Piñera aumentou o salário mínimo dos pobres e o imposto de renda dos ricos, demonstrou humildade e contrição. Resultado? Continuam os protestos

Por Vilma Gryzinski Atualizado em 24 out 2019, 12h04 - Publicado em 24 out 2019, 06h05

Do alto de seu 1,65 metro de altura, Sebastián Piñera está tentando conquistar uma estatura sem paralelos na história recente da América Latina.

Seu discurso de ontem, com o país ainda semiparalisado, 18 mortos em protestos – um número espantoso para o Chile contemporâneo – e mais encrencas prometidas, foi excepcional.

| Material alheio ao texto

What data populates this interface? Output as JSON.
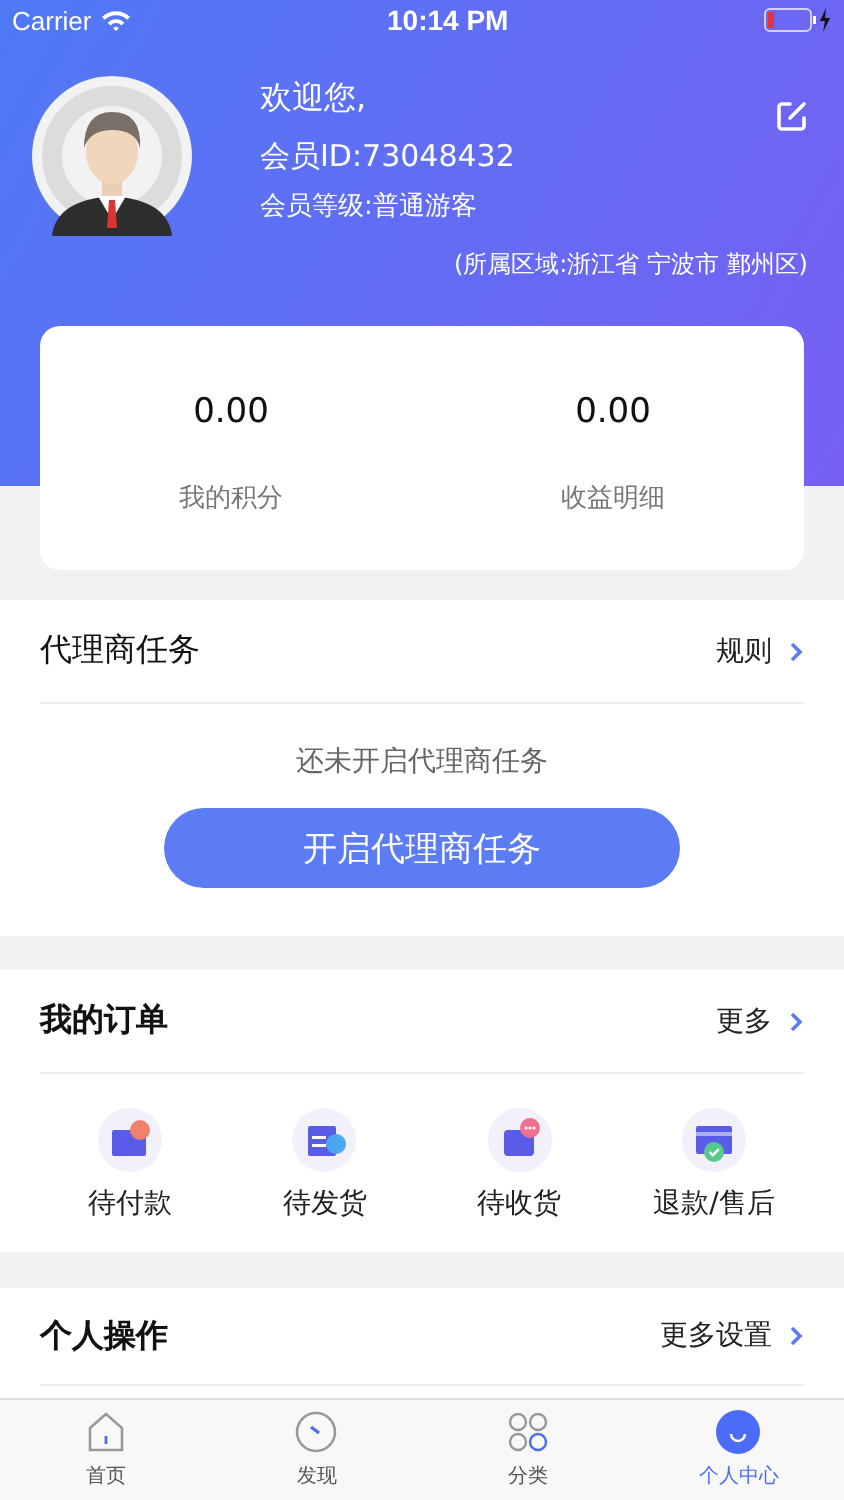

De Mauricio Macri, na Argentina, a Saad Hariri, no Líbano, passado por Lenín Moreno no Equador e até o governo pró-Pequim de Hong Kong, todos os líderes confrontados com protestos recentes recuaram rapidamente, anulando aumentos ou projetos de lei insuportáveis.

Mas só Piñera, um self made man que se tornou bilionário (2,8 bi)  por esforço próprio, fez uma autocrítica equilibrada e ao mesmo tempo sem desculpas ou falsas explicaçøees.

“É verdade que os problemas se acumulam há várias décadas e os governos não foram e não fomos capazes de reconhecer esta situação em toda sua magnitude. Reconheço e peço perdão por esta falta de visão.”

Dá para imaginar um político brasileiro – e não só brasileiro – falando isso?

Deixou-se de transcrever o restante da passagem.